Felix Magath rutschte immer tiefer in die Ecke seiner Trainerbank. Bei seinem ersten Stadion-Auftritt mit seiner neuen Mannschaft hatte der neue Hoffnungsträger von Hertha BSC die wirkliche Schwere der Aufgabe erkannt.
«Das war zu wenig. Wir kämpfen nach wie vor gegen den Abstieg. Der Sieg gegen Hoffenheim hat vielleicht den einen oder anderen glauben lassen, dass das Gröbste überstanden wäre. Aber es ist noch ein weiter Weg bis zum Klassenerhalt», sagte der 68-Jährige. Vorerst fielen die Berliner auf einen direkten Abstiegsplatz zurück.
Nach neuneinhalb Jahren saß Magath, der sein erstes Spiel wegen einer Corona-Infektion nur aus dem Homeoffice gecoacht hatte, wieder auf der Trainerbank in der Fußball-Bundesliga. Beim 1:2 bei Bayer Leverkusen musste er erkennen, dass seine Mannschaft die Tugenden im Existenzkampf noch nicht angenommen hat.
Hertha im Stadtduell gegen Union gefordert
«Wenn man unten in der Tabelle steht, ist man spielerisch nicht so gut. Daher muss man mehr kämpfen – anders wird man unten nicht rauskommen», sagte Herthas Chefcoach, der nun mit seinem Team das brisante Derby gegen Union Berlin vor sich hat. «Bis dahin müssen wir noch ein bisschen zulegen», sagte Magath.
Die Köpenicker, die in dieser Saison schon zwei Siege gegen Hertha feiern konnten, sind heiß auf das Derby. «Wir haben dieses Jahr gezeigt, wer die Nummer eins in Berlin ist. Das wollen wir so weiter beibehalten», sagte Unions Abwehrspieler Robin Knoche.

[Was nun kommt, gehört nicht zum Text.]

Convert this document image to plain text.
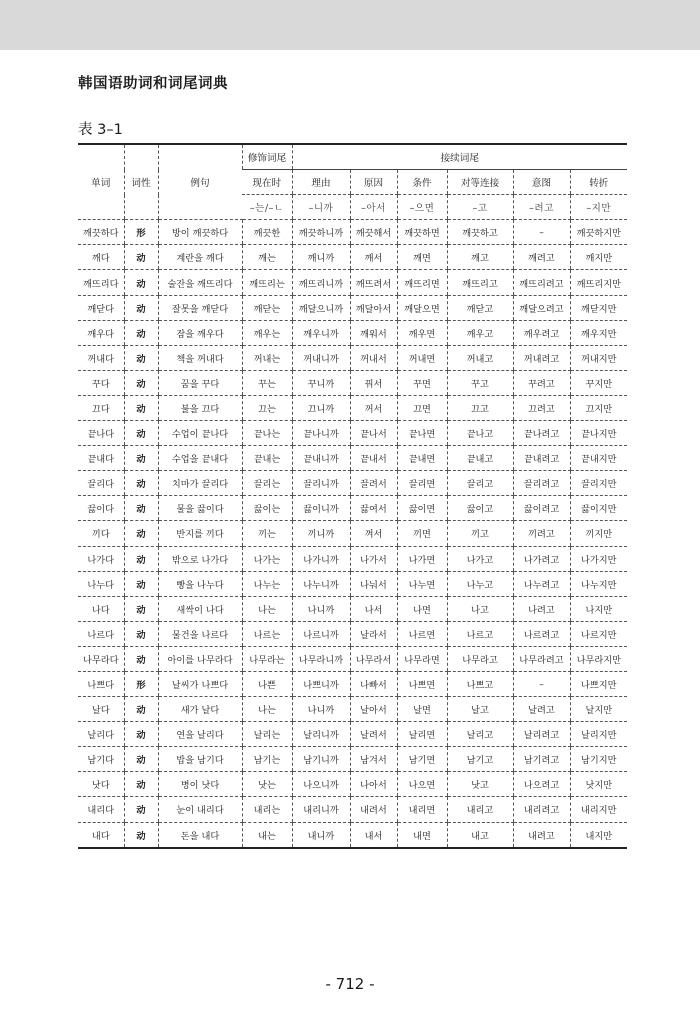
韩国语助词和词尾词典
表 3–1
单词	词性	例句	修饰词尾	接续词尾					
			现在时	理由	原因	条件	对等连接	意图	转折
			–는/–ㄴ	–니까	–아서	–으면	–고	–려고	–지만
깨끗하다	形	방이 깨끗하다	깨끗한	깨끗하니까	깨끗해서	깨끗하면	깨끗하고	–	깨끗하지만
깨다	动	계란을 깨다	깨는	깨니까	깨서	깨면	깨고	깨려고	깨지만
깨뜨리다	动	술잔을 깨뜨리다	깨뜨리는	깨뜨리니까	깨뜨려서	깨뜨리면	깨뜨리고	깨뜨리려고	깨뜨리지만
깨닫다	动	잘못을 깨닫다	깨닫는	깨달으니까	깨달아서	깨달으면	깨닫고	깨달으려고	깨닫지만
깨우다	动	잠을 깨우다	깨우는	깨우니까	깨워서	깨우면	깨우고	깨우려고	깨우지만
꺼내다	动	책을 꺼내다	꺼내는	꺼내니까	꺼내서	꺼내면	꺼내고	꺼내려고	꺼내지만
꾸다	动	꿈을 꾸다	꾸는	꾸니까	꿔서	꾸면	꾸고	꾸려고	꾸지만
끄다	动	불을 끄다	끄는	끄니까	꺼서	끄면	끄고	끄려고	끄지만
끝나다	动	수업이 끝나다	끝나는	끝나니까	끝나서	끝나면	끝나고	끝나려고	끝나지만
끝내다	动	수업을 끝내다	끝내는	끝내니까	끝내서	끝내면	끝내고	끝내려고	끝내지만
끌리다	动	치마가 끌리다	끌리는	끌리니까	끌려서	끌리면	끌리고	끌리려고	끌리지만
끓이다	动	물을 끓이다	끓이는	끓이니까	끓여서	끓이면	끓이고	끓이려고	끓이지만
끼다	动	반지를 끼다	끼는	끼니까	껴서	끼면	끼고	끼려고	끼지만
나가다	动	밖으로 나가다	나가는	나가니까	나가서	나가면	나가고	나가려고	나가지만
나누다	动	빵을 나누다	나누는	나누니까	나눠서	나누면	나누고	나누려고	나누지만
나다	动	새싹이 나다	나는	나니까	나서	나면	나고	나려고	나지만
나르다	动	물건을 나르다	나르는	나르니까	날라서	나르면	나르고	나르려고	나르지만
나무라다	动	아이를 나무라다	나무라는	나무라니까	나무라서	나무라면	나무라고	나무라려고	나무라지만
나쁘다	形	날씨가 나쁘다	나쁜	나쁘니까	나빠서	나쁘면	나쁘고	–	나쁘지만
날다	动	새가 날다	나는	나니까	날아서	날면	날고	날려고	날지만
날리다	动	연을 날리다	날리는	날리니까	날려서	날리면	날리고	날리려고	날리지만
남기다	动	밥을 남기다	남기는	남기니까	남겨서	남기면	남기고	남기려고	남기지만
낫다	动	병이 낫다	낫는	나으니까	나아서	나으면	낫고	나으려고	낫지만
내리다	动	눈이 내리다	내리는	내리니까	내려서	내리면	내리고	내리려고	내리지만
내다	动	돈을 내다	내는	내니까	내서	내면	내고	내려고	내지만
- 712 -
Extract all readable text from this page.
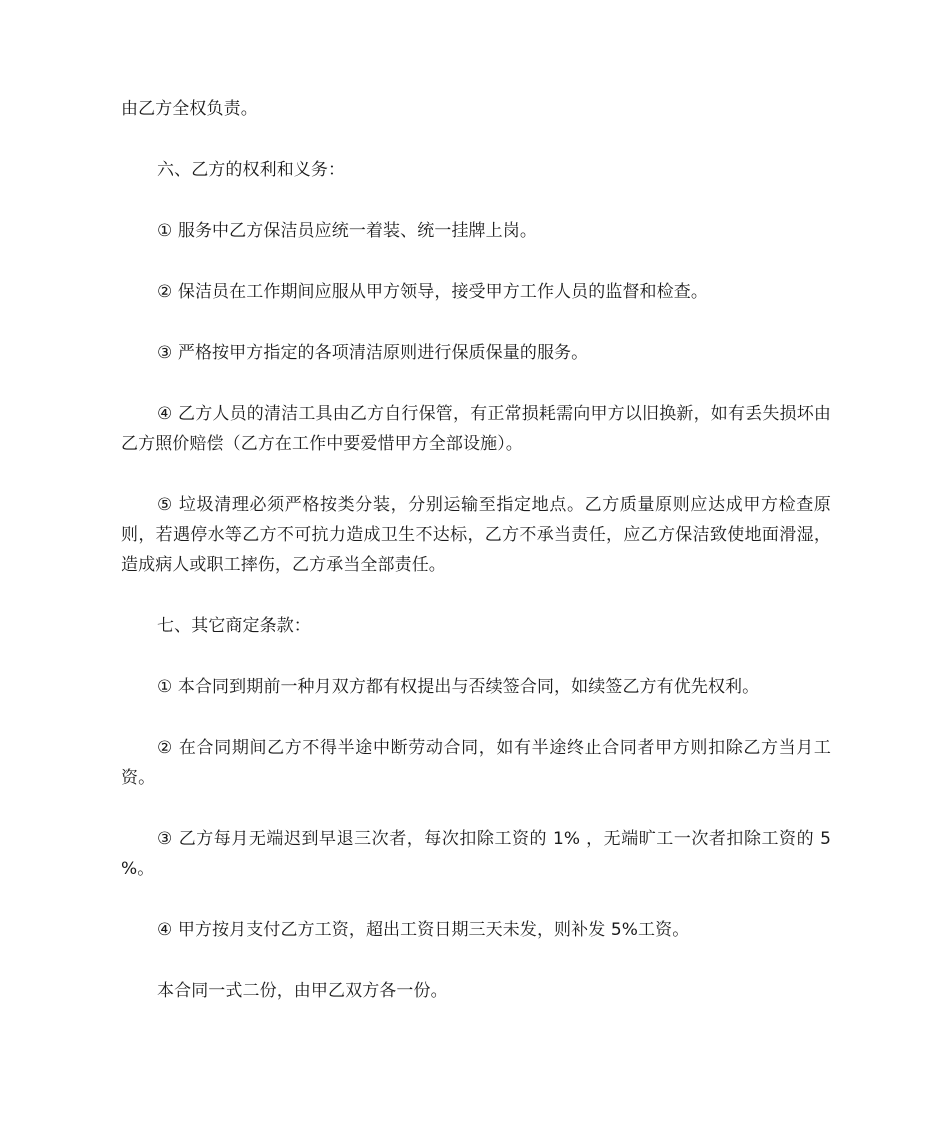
由乙方全权负责。

六、乙方的权利和义务：

① 服务中乙方保洁员应统一着装、统一挂牌上岗。

② 保洁员在工作期间应服从甲方领导，接受甲方工作人员的监督和检查。

③ 严格按甲方指定的各项清洁原则进行保质保量的服务。

④ 乙方人员的清洁工具由乙方自行保管，有正常损耗需向甲方以旧换新，如有丢失损坏由乙方照价赔偿（乙方在工作中要爱惜甲方全部设施）。

⑤ 垃圾清理必须严格按类分装，分别运输至指定地点。乙方质量原则应达成甲方检查原则，若遇停水等乙方不可抗力造成卫生不达标，乙方不承当责任，应乙方保洁致使地面滑湿，造成病人或职工摔伤，乙方承当全部责任。

七、其它商定条款：

① 本合同到期前一种月双方都有权提出与否续签合同，如续签乙方有优先权利。

② 在合同期间乙方不得半途中断劳动合同，如有半途终止合同者甲方则扣除乙方当月工资。

③ 乙方每月无端迟到早退三次者，每次扣除工资的 1% ，无端旷工一次者扣除工资的 5 %。

④ 甲方按月支付乙方工资，超出工资日期三天未发，则补发 5%工资。

本合同一式二份，由甲乙双方各一份。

Wie eine Mannschaft, die den Abstiegskampf angenommen hat, trat die Hertha in der BayArena nicht auf. Dies erkannte auch Bayer-Profi Robert Andrich, der neun Jahre für die Berliner gespielt hat. «Wenn sie wie heute spielen, wird es sehr, sehr schwer. Viel fürs Spiel haben sie nicht getan. Meiner Meinung nach musst du schon kratzen und beißen und nicht nur die ganze Zeit hinfallen», befand der Mittelfeldspieler der Leverkusener. Diese mussten zwar lange um den Sieg bangen, hatten die Partie aber immer unter Kontrolle.
Dass ausgerechnet eine Magath-Mannschaft Aggressivität und Kampfgeist vermissen lässt, dürfte den Trainer-Oldie am meisten ärgern. «Ich dachte, dass allen klar ist, dass wir über den Kampf kommen müssen», sagte Magath, der sein Team zuvor im Trainingslager in Ostwestfalen auf die anstehenden Aufgaben vorbereitet hat. Doch dann ging alles schief. «Die Mannschaft wollte, aber wir haben den verkehrten Ansatz gewählt. Statt mitzuspielen, hätten wir mehr Einsatz bringen müssen», sagte er.
Es ist davon auszugehen, dass er das seinen Spielern schnell klar gemacht hat. «Ich denke, dass wir das jetzt verstanden haben und in der nächsten Partie wieder anders machen.»
Co-Trainer Fotheringham als Lautsprecher
Gecoacht hat die Berliner während des Spiels vor allem Co-Trainer Mark Fotheringham, der an der Seitenlinie hin- und her sprang und seine Kommandos gab. Magath hatte die Partie in dicker winterlicher Kleidung von der Bank verfolgt. Im Team kommt diese Aufgabenteilung bislang gut an. Magath gibt die Richtung vor, seine Assistenten setzen das um.
«Von Felix Magath lernen wir viel, wir spüren seine Autorität. Und die Mischung mit Mark Fotheringham passt. Alle machen es gut und geben dem Team die nötige Energie für den Abstiegskampf», befand Torhüter Marcel Lotka. Er musste den verletzten Alexander Schwolow schon nach einer Viertelstunde ablösen. Bei den Gegentoren von Lucas Alario (35.) und Karim Bellarabi (40.) war der 20-Jährige machtlos. Auch der Anschlusstreffer von Vladimir Darida (42.) setzte nicht unbedingt neue Kräfte frei.
Immerhin treten die Berliner im Endspurt noch gegen die unmittelbare Konkurrenz aus Bielefeld, Stuttgart und Augsburg an. Den Kampfgeist wird Magath ihnen bis dahin vermitteln – wohl auch mit vielen Medizinbällen und intensiven Laufeinheiten.